Years of widening inequality, economic hardship and stagnant social mobility have contributed to a populist backlash of destructive ferocity. As the liberal order watches inanely on – gawping with consternation and impotence – the question is: Should we really be surprised?
History has taught us that political crisis is to be expected after economic shock: The Long Depression of the early 1870s nearly saw the election of anti-Chinese agitator Denis Kearney as US president in 1878, whilst the 1929 Wall Street Crash helped precipitate the descent to fascism in Europe.
In similarly monolithic terms, it is often contended that populism 2016-style has its origins in the 2008 Great Recession and its eurozone offspring. In Greece, this explanation is, perhaps, accurate. However, for the rest of Europe, and indeed the US, the picture is more complex, with its roots extending deeper into time.
Poorly planned globalization, occurring from the 1980s onward, has impoverished small communities whose economies long relied on one or two old-world industries. The damage was caused not by globalization itself, as radical leftists contend, but by the form which it took, and also its speed. Globalization occurred too rapidly, was planned too loosely and involved the consensus of too few actors for it to be sustainable. As Western governments hurriedly moved to dismantle trades such as coal and steel, communities were deprived of the time required to reinvent themselves and diversify their economies. The result is a rural backlash led by populist upstarts who prey on citizens’ desperation to advance generally unrelated objectives. In Europe, these are of an increasingly nationalist and anti-EU character.
Enter the 89ers
As this populist tide sweeps the continent, new political battle lines are being drawn. The left-right divide is sliding into insignificance, with the real conflict now between those who believe in an open, free and global society and those who do not. This conflict will define Western politics for the next decade. In order for openness to prevail, a strong counternarrative is needed. Yet, so far, liberal pro-Europeans have failed emphatically to provide this. As the generation of Europe’s future, it is up to the 89ers (the generation of young Europeans, born 1980-2000, who grew up after the fall of communism) to step into the breach.

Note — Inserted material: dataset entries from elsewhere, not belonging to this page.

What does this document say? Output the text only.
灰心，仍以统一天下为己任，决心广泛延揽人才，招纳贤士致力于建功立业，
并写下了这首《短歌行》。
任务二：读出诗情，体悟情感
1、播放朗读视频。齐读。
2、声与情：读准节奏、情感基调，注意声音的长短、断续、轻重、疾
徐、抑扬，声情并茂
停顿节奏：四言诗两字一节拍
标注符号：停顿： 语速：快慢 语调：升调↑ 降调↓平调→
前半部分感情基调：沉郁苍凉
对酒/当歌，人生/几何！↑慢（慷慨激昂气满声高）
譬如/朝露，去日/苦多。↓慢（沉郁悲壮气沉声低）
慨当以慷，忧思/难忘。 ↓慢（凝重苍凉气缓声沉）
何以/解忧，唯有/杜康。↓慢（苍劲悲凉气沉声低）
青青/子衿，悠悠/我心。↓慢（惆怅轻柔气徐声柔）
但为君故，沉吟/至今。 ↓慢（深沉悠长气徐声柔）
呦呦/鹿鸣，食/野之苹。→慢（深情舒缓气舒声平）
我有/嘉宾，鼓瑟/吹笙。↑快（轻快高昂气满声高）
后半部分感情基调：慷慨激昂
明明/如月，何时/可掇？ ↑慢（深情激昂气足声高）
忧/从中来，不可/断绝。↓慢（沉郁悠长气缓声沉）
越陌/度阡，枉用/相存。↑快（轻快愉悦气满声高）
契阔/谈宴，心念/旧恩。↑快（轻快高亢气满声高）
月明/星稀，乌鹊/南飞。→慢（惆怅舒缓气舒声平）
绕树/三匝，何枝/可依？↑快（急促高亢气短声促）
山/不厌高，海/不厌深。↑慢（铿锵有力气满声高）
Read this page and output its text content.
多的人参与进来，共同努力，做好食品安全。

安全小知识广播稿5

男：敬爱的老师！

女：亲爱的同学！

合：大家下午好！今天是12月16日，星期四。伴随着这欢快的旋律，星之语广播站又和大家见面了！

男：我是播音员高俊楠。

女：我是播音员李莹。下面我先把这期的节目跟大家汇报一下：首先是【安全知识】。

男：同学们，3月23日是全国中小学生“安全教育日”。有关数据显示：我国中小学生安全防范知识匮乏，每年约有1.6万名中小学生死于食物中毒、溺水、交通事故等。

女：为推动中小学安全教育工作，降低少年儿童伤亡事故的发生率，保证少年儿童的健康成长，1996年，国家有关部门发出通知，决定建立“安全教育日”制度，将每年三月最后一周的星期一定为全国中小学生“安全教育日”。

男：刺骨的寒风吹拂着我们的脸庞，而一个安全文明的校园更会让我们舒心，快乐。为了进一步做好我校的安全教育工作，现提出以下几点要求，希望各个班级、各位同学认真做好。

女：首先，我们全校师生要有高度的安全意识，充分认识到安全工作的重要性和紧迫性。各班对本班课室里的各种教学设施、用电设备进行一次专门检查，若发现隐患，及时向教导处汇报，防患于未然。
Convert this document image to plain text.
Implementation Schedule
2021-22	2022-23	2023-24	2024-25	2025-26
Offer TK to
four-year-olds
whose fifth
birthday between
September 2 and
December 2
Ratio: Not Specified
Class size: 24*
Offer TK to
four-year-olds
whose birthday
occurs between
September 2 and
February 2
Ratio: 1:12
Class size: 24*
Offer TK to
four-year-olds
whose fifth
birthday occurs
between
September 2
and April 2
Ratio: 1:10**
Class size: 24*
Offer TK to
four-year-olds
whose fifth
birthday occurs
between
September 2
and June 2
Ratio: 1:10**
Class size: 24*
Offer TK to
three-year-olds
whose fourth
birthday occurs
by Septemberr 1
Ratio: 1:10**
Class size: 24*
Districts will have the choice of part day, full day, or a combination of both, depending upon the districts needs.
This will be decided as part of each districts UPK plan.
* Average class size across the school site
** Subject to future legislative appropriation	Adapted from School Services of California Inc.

The European Union requires considerable – if not wholesale – reform for it to survive. Its institutions are weak and exhausted, with its member-states moving in different directions and at different speeds. Importantly, the EU is no longer able to provide the prosperity and security that was once its hallmark. However, if 2016 provided any optimism, it was the resounding support shown by young Europeans for the EU. Since many of our elders are disinclined to embrace the European spirit, the responsibility falls to the 89ers to deliver the ideas and actions that will regenerate it. It falls to the 89ers to assess where we have gone wrong and to right the mistakes of the past. It falls to the 89ers to build broad coalitions of pro-European citizens, on the left and on the right, in cities and in small communities. Ultimately, it falls to the 89ers to build a fresh new vision for the EU that transcends the ideological, educational and national cleavages of the past.
To make progress toward this, we must first be self-critical and honest. Addressing the underlying causes of populism 2016-style will require a healthy mix of realism and creativity – with consensus achieved through structured cross-border discussion.
Clearly, much time must be devoted to addressing the concerns about globalization that have been the lifeblood of the populist movements. But there are other areas that must also be dealt with. The EU must show it can mitigate the threat of terrorism and other threats of an external nature. It must demonstrate improved management of the migration crisis, as well as the effective delivery of a social policy that improves the livelihoods of its most vulnerable citizens.
As this year comes to a close, we are faced with questions of historic significance. How we respond will define a period: Do we want a society that is open, tolerant, international and forward-looking? That promotes solidarity, connectivity and opportunity? Or will we allow ourselves to be held hostage by demagogues whose solution to every problem is less immigration and higher walls? Perhaps never has a policy debate been more timely.
* Michalis Cottakis is a political scientist and president of the 1989 Generation Initiative at the London School of Economics.